L’homme se tourne vers les rails. Il détourne son regard de l’homme misérable assis à même le sol, fixant l’horizon d’un air moribond. Il ne peut plus regarder le visage de la douleur. La bouche fétide d’une atrocité sans limite.
— Vous ne faites que vous attiriez des ennuis, n’est-ce pas ? Vous ne savez pas rester assis ? — Prenez une bouffée. — Nous nous portons si bien et vous voulez revenir à la même chose ? Au même état d’oppression ? J’ai toujours entendu dire que Dieu aide ceux qui changent. — En plus — prendre une autre bouffée —, vous venez ici, d’en haut, fuyant votre destin…
— Arrêtez de rêvasser et aidez-moi. — La femme revient, mais ce n’est pas un petit couteau que le misérable la voit essuyer sur son tablier sale : c’est le couteau à pain.
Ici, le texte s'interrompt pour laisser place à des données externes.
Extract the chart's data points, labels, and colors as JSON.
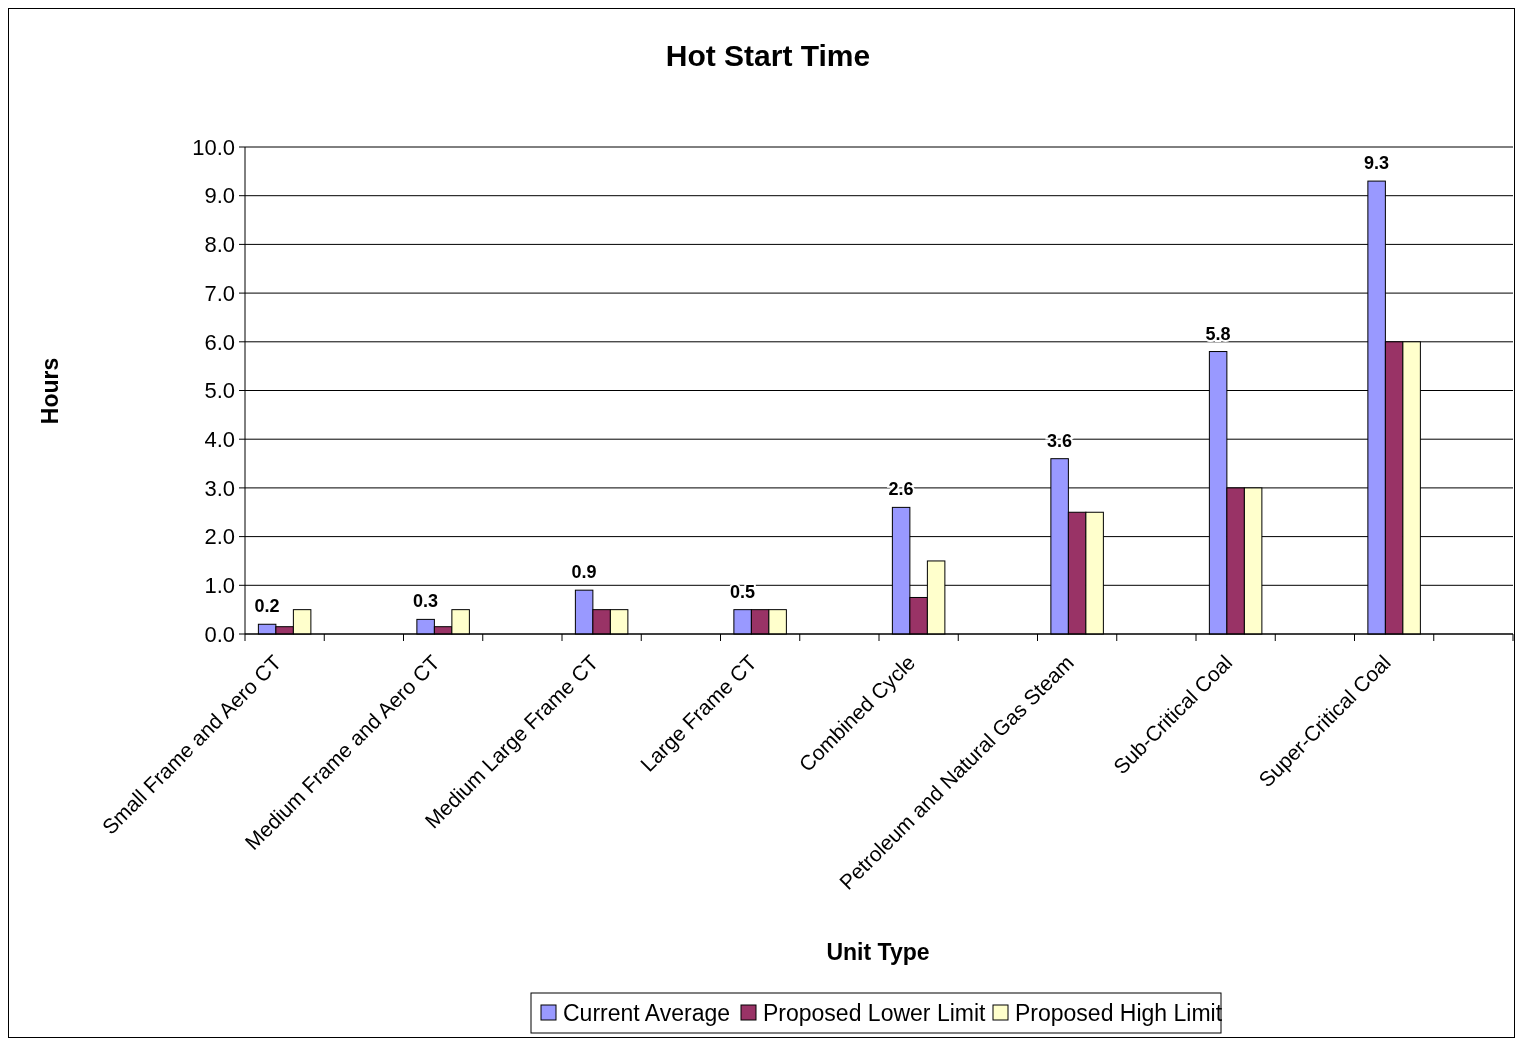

La scie usée par le temps. Énorme.
Zé António se tourne, agacé. Il jette la cigarette par terre et la piétine. Puis, à grandes enjambées, il entre dans le café sans même se retourner.
— Pas question, Maria. Tu couds ton destin avec ces lignes, parce que j’ai déjà coupé beaucoup de pain aujourd’hui.
À ce moment-là, un son strident retentit sur le quai, masqué par le sifflet du train qui s’approche.